Jul 4, 08


Planet

Seed Banks and the Global Crop Diversity Trust


As Gary Snyder puts it, there is no such thing as a post-agricultural civilization. And, in the long run, agriculture itself is dependent on crop diversity. Even if smart breeding lives up to its promise, having genetic material from which to work is still vital. Therefore, seed banks represent a key piece of infrastructure for building and preserving a future worth having.

The International Center for Agricultural Research in the Dry Areas (ICARDA), focuses on plants suitable for sustainable agriculture in arid climates. ICARDA banks seeds from 131,000 varieties of plants, gathered from across the Middle East, Central Asia and North Africa.

Unfortunately, according to a recent editorial in Nature, political tensions between the West and Syria may threaten ICARDA's already tenuous operations. Worse, ICARDA is not alone -- many seed banks elsewhere are struggling to preserve their collections:

Of the 1,460 gene banks around the world, only 35 meet international standards for long-term storage.
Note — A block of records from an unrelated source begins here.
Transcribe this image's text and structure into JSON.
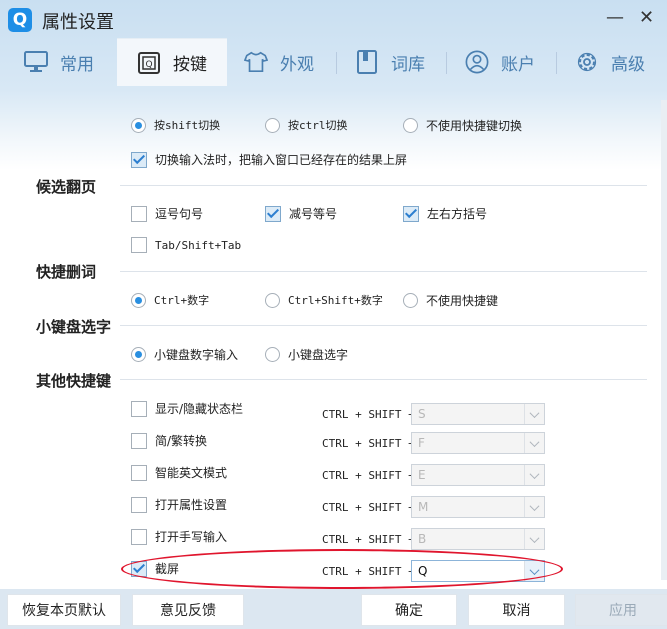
{
  "window": {
    "title": "属性设置",
    "logo": "Q",
    "minimize_label": "—",
    "close_label": "✕"
  },
  "tabs": [
    {
      "label": "常用",
      "icon": "monitor-icon",
      "active": false
    },
    {
      "label": "按键",
      "icon": "key-q-icon",
      "active": true
    },
    {
      "label": "外观",
      "icon": "shirt-icon",
      "active": false
    },
    {
      "label": "词库",
      "icon": "book-icon",
      "active": false
    },
    {
      "label": "账户",
      "icon": "user-icon",
      "active": false
    },
    {
      "label": "高级",
      "icon": "gear-icon",
      "active": false
    }
  ],
  "switch": {
    "options": [
      "按shift切换",
      "按ctrl切换",
      "不使用快捷键切换"
    ],
    "selected": 0,
    "commit_label": "切换输入法时，把输入窗口已经存在的结果上屏",
    "commit_checked": true
  },
  "paging": {
    "title": "候选翻页",
    "options": [
      {
        "label": "逗号句号",
        "checked": false
      },
      {
        "label": "减号等号",
        "checked": true
      },
      {
        "label": "左右方括号",
        "checked": true
      },
      {
        "label": "Tab/Shift+Tab",
        "checked": false
      }
    ]
  },
  "delete_word": {
    "title": "快捷删词",
    "options": [
      "Ctrl+数字",
      "Ctrl+Shift+数字",
      "不使用快捷键"
    ],
    "selected": 0
  },
  "numpad": {
    "title": "小键盘选字",
    "options": [
      "小键盘数字输入",
      "小键盘选字"
    ],
    "selected": 0
  },
  "other": {
    "title": "其他快捷键",
    "prefix": "CTRL + SHIFT +",
    "items": [
      {
        "label": "显示/隐藏状态栏",
        "checked": false,
        "key": "S"
      },
      {
        "label": "简/繁转换",
        "checked": false,
        "key": "F"
      },
      {
        "label": "智能英文模式",
        "checked": false,
        "key": "E"
      },
      {
        "label": "打开属性设置",
        "checked": false,
        "key": "M"
      },
      {
        "label": "打开手写输入",
        "checked": false,
        "key": "B"
      },
      {
        "label": "截屏",
        "checked": true,
        "key": "Q"
      }
    ]
  },
  "footer": {
    "restore": "恢复本页默认",
    "feedback": "意见反馈",
    "ok": "确定",
    "cancel": "取消",
    "apply": "应用"
  },
  "colors": {
    "accent": "#2a8fe0",
    "highlight": "#e0152d",
    "tab_inactive": "#4a7fb0"
  }
}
These include the gene banks of ICARDA and of the other Future Harvest Centres. The FAO, moreover, says that nearly-one fifth of the 5.4 million seeds stored in gene banks are degenerating.

There may be an answer, though: the Global Crop Diversity Trust.
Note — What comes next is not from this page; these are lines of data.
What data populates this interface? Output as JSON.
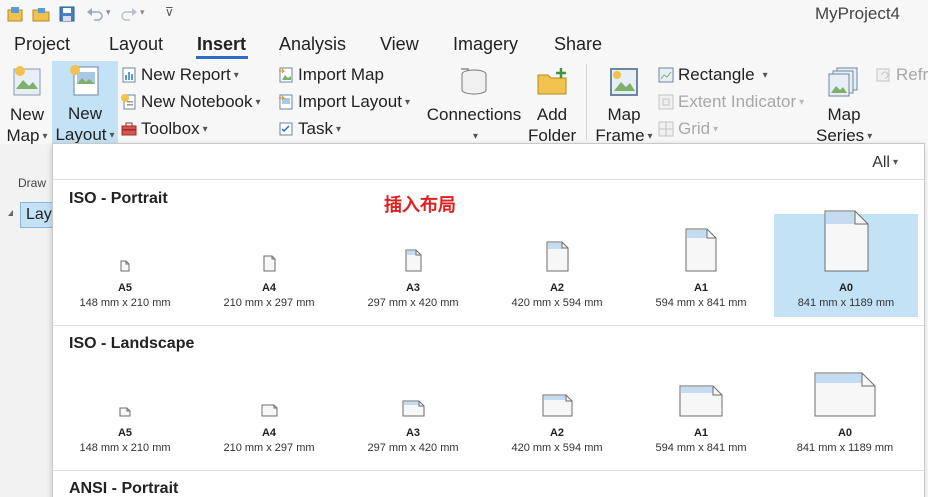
{
  "window": {
    "title": "MyProject4"
  },
  "tabs": [
    "Project",
    "Layout",
    "Insert",
    "Analysis",
    "View",
    "Imagery",
    "Share"
  ],
  "active_tab": "Insert",
  "ribbon": {
    "new_map": {
      "line1": "New",
      "line2": "Map"
    },
    "new_layout": {
      "line1": "New",
      "line2": "Layout"
    },
    "new_report": "New Report",
    "new_notebook": "New Notebook",
    "toolbox": "Toolbox",
    "import_map": "Import Map",
    "import_layout": "Import Layout",
    "task": "Task",
    "connections": "Connections",
    "add_folder": {
      "line1": "Add",
      "line2": "Folder"
    },
    "map_frame": {
      "line1": "Map",
      "line2": "Frame"
    },
    "rectangle": "Rectangle",
    "extent_indicator": "Extent Indicator",
    "grid": "Grid",
    "map_series": {
      "line1": "Map",
      "line2": "Series"
    },
    "refresh": "Refr"
  },
  "left_pane": {
    "drawing_label": "Draw",
    "layout_item": "Lay"
  },
  "gallery": {
    "filter": "All",
    "annotation": "插入布局",
    "sections": [
      {
        "title": "ISO - Portrait",
        "items": [
          {
            "name": "A5",
            "size": "148 mm x 210 mm"
          },
          {
            "name": "A4",
            "size": "210 mm x 297 mm"
          },
          {
            "name": "A3",
            "size": "297 mm x 420 mm"
          },
          {
            "name": "A2",
            "size": "420 mm x 594 mm"
          },
          {
            "name": "A1",
            "size": "594 mm x 841 mm"
          },
          {
            "name": "A0",
            "size": "841 mm x 1189 mm"
          }
        ]
      },
      {
        "title": "ISO - Landscape",
        "items": [
          {
            "name": "A5",
            "size": "148 mm x 210 mm"
          },
          {
            "name": "A4",
            "size": "210 mm x 297 mm"
          },
          {
            "name": "A3",
            "size": "297 mm x 420 mm"
          },
          {
            "name": "A2",
            "size": "420 mm x 594 mm"
          },
          {
            "name": "A1",
            "size": "594 mm x 841 mm"
          },
          {
            "name": "A0",
            "size": "841 mm x 1189 mm"
          }
        ]
      },
      {
        "title": "ANSI - Portrait"
      }
    ],
    "selected_item": "A0"
  },
  "icons": {
    "save": "save-icon",
    "open": "open-folder-icon",
    "new_project": "new-project-icon",
    "undo": "undo-icon",
    "redo": "redo-icon",
    "customize": "customize-qat-icon",
    "accent": "#c4e2f6",
    "annotation_color": "#e02020"
  }
}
The Global Crop Diversity Trust aims to match the long term nature of conservation needs with long term secure and sustainable funding. At its centre will be an endowment that will provide a permanent source of funding for crop diversity collections around the world. The Trust will help salvage the worldÂ’s most important crop collections and guarantee their ongoing healthy and safe conservation. A further goal of the Trust is to assist the development of a rational and efficient global system of crop diversity conservation. To achieve these goals, the Trust seeks to raise an endowment of $260 million and additional funds to provide upgrading and capacity building to particularly needy genebanks.
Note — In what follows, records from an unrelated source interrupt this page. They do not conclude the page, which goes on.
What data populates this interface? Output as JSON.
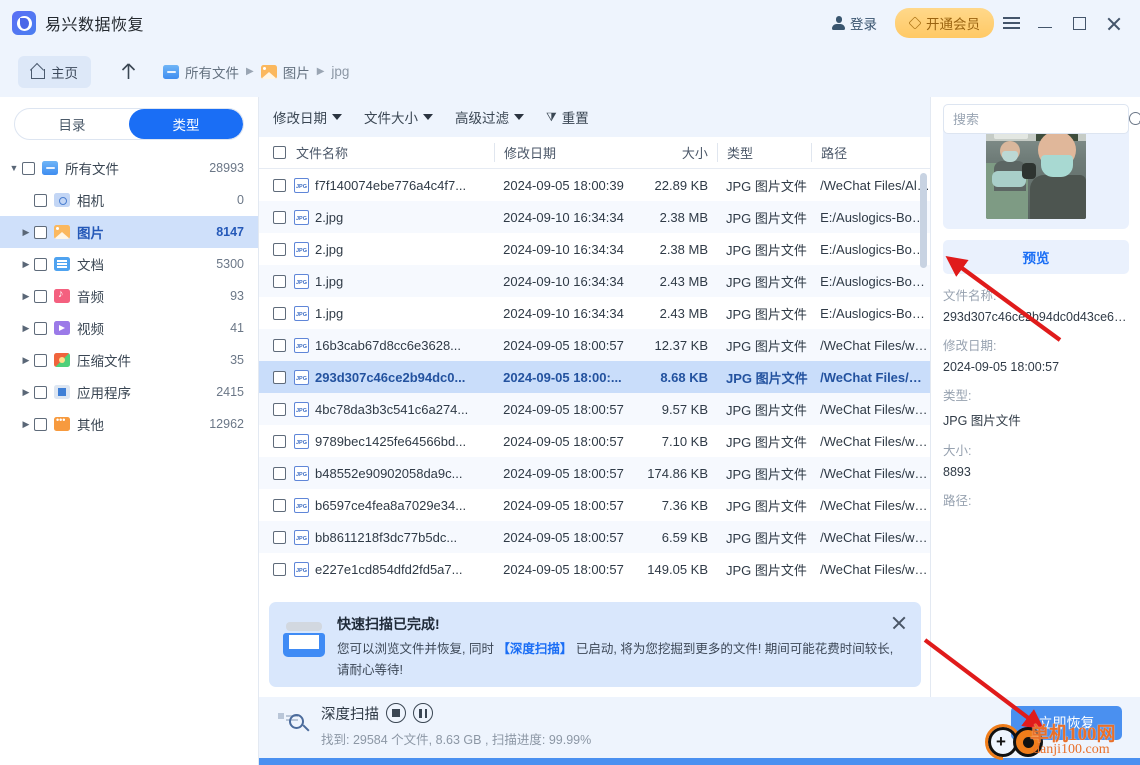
{
  "window": {
    "app_title": "易兴数据恢复",
    "login_label": "登录",
    "vip_label": "开通会员",
    "menu_icon": "hamburger-icon",
    "minimize_icon": "minimize-icon",
    "maximize_icon": "maximize-icon",
    "close_icon": "close-icon"
  },
  "breadcrumb": {
    "home_label": "主页",
    "up_label": "↑",
    "items": [
      {
        "label": "所有文件",
        "icon": "folder-icon"
      },
      {
        "label": "图片",
        "icon": "image-icon"
      },
      {
        "label": "jpg",
        "icon": ""
      }
    ],
    "separator": "▶"
  },
  "sidebar": {
    "tabs": [
      {
        "label": "目录",
        "active": false
      },
      {
        "label": "类型",
        "active": true
      }
    ],
    "tree": [
      {
        "label": "所有文件",
        "count": "28993",
        "icon": "folder-icon",
        "indent": 0,
        "caret": "▼",
        "selected": false
      },
      {
        "label": "相机",
        "count": "0",
        "icon": "camera-icon",
        "indent": 1,
        "caret": "",
        "selected": false
      },
      {
        "label": "图片",
        "count": "8147",
        "icon": "image-icon",
        "indent": 1,
        "caret": "▶",
        "selected": true
      },
      {
        "label": "文档",
        "count": "5300",
        "icon": "doc-icon",
        "indent": 1,
        "caret": "▶",
        "selected": false
      },
      {
        "label": "音频",
        "count": "93",
        "icon": "audio-icon",
        "indent": 1,
        "caret": "▶",
        "selected": false
      },
      {
        "label": "视频",
        "count": "41",
        "icon": "video-icon",
        "indent": 1,
        "caret": "▶",
        "selected": false
      },
      {
        "label": "压缩文件",
        "count": "35",
        "icon": "archive-icon",
        "indent": 1,
        "caret": "▶",
        "selected": false
      },
      {
        "label": "应用程序",
        "count": "2415",
        "icon": "app-icon",
        "indent": 1,
        "caret": "▶",
        "selected": false
      },
      {
        "label": "其他",
        "count": "12962",
        "icon": "other-icon",
        "indent": 1,
        "caret": "▶",
        "selected": false
      }
    ]
  },
  "filterbar": {
    "items": [
      {
        "label": "修改日期",
        "dropdown": true
      },
      {
        "label": "文件大小",
        "dropdown": true
      },
      {
        "label": "高级过滤",
        "dropdown": true
      }
    ],
    "reset_label": "重置",
    "reset_icon": "filter-reset-icon"
  },
  "search": {
    "placeholder": "搜索",
    "value": "",
    "icon": "search-icon"
  },
  "table": {
    "columns": [
      "文件名称",
      "修改日期",
      "大小",
      "类型",
      "路径"
    ],
    "rows": [
      {
        "name": "f7f140074ebe776a4c4f7...",
        "date": "2024-09-05 18:00:39",
        "size": "22.89 KB",
        "type": "JPG 图片文件",
        "path": "/WeChat Files/All ...",
        "selected": false
      },
      {
        "name": "2.jpg",
        "date": "2024-09-10 16:34:34",
        "size": "2.38 MB",
        "type": "JPG 图片文件",
        "path": "E:/Auslogics-Boos...",
        "selected": false
      },
      {
        "name": "2.jpg",
        "date": "2024-09-10 16:34:34",
        "size": "2.38 MB",
        "type": "JPG 图片文件",
        "path": "E:/Auslogics-Boos...",
        "selected": false
      },
      {
        "name": "1.jpg",
        "date": "2024-09-10 16:34:34",
        "size": "2.43 MB",
        "type": "JPG 图片文件",
        "path": "E:/Auslogics-Boos...",
        "selected": false
      },
      {
        "name": "1.jpg",
        "date": "2024-09-10 16:34:34",
        "size": "2.43 MB",
        "type": "JPG 图片文件",
        "path": "E:/Auslogics-Boos...",
        "selected": false
      },
      {
        "name": "16b3cab67d8cc6e3628...",
        "date": "2024-09-05 18:00:57",
        "size": "12.37 KB",
        "type": "JPG 图片文件",
        "path": "/WeChat Files/wxi...",
        "selected": false
      },
      {
        "name": "293d307c46ce2b94dc0...",
        "date": "2024-09-05 18:00:...",
        "size": "8.68 KB",
        "type": "JPG 图片文件",
        "path": "/WeChat Files/wx...",
        "selected": true
      },
      {
        "name": "4bc78da3b3c541c6a274...",
        "date": "2024-09-05 18:00:57",
        "size": "9.57 KB",
        "type": "JPG 图片文件",
        "path": "/WeChat Files/wxi...",
        "selected": false
      },
      {
        "name": "9789bec1425fe64566bd...",
        "date": "2024-09-05 18:00:57",
        "size": "7.10 KB",
        "type": "JPG 图片文件",
        "path": "/WeChat Files/wxi...",
        "selected": false
      },
      {
        "name": "b48552e90902058da9c...",
        "date": "2024-09-05 18:00:57",
        "size": "174.86 KB",
        "type": "JPG 图片文件",
        "path": "/WeChat Files/wxi...",
        "selected": false
      },
      {
        "name": "b6597ce4fea8a7029e34...",
        "date": "2024-09-05 18:00:57",
        "size": "7.36 KB",
        "type": "JPG 图片文件",
        "path": "/WeChat Files/wxi...",
        "selected": false
      },
      {
        "name": "bb8611218f3dc77b5dc...",
        "date": "2024-09-05 18:00:57",
        "size": "6.59 KB",
        "type": "JPG 图片文件",
        "path": "/WeChat Files/wxi...",
        "selected": false
      },
      {
        "name": "e227e1cd854dfd2fd5a7...",
        "date": "2024-09-05 18:00:57",
        "size": "149.05 KB",
        "type": "JPG 图片文件",
        "path": "/WeChat Files/wxi...",
        "selected": false
      }
    ]
  },
  "notice": {
    "title": "快速扫描已完成!",
    "body_before": "您可以浏览文件并恢复, 同时 ",
    "body_link": "【深度扫描】",
    "body_after": " 已启动, 将为您挖掘到更多的文件! 期间可能花费时间较长, 请耐心等待!",
    "close_icon": "close-icon",
    "icon": "scanner-icon"
  },
  "detail": {
    "preview_label": "预览",
    "thumbnail_alt": "jpg-thumbnail",
    "fields": [
      {
        "label": "文件名称:",
        "value": "293d307c46ce2b94dc0d43ce6e..."
      },
      {
        "label": "修改日期:",
        "value": "2024-09-05 18:00:57"
      },
      {
        "label": "类型:",
        "value": "JPG 图片文件"
      },
      {
        "label": "大小:",
        "value": "8893"
      },
      {
        "label": "路径:",
        "value": ""
      }
    ]
  },
  "bottom": {
    "scan_title": "深度扫描",
    "stop_icon": "stop-icon",
    "pause_icon": "pause-icon",
    "status": "找到: 29584 个文件, 8.63 GB , 扫描进度: 99.99%",
    "recover_label": "立即恢复",
    "progress_percent": "99.99%"
  },
  "watermark": {
    "title": "单机100网",
    "subtitle": "danji100.com"
  },
  "colors": {
    "accent": "#1a6ef5",
    "header_bg": "#eef4fd",
    "selected_row": "#c9ddfa",
    "vip": "#ffc965",
    "arrow": "#e01b1b",
    "progress": "#4a90f0"
  }
}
That would seem to me, in the big picture of things, to be a paltry amount of money to spend to secure the future of agriculture.

(I'm sure Nikolai Vavilov would agree. Vavilov was a geneticist and the arch-enemy of Lysenkoism. He built one of the world's first and foremost seedbanks, which at least one staffer starved to death defending during the Siege of Leningrad. There are, I think, few more poignant images of duty to the future than that. Vavilov himself died in prison after being denounced for his work.)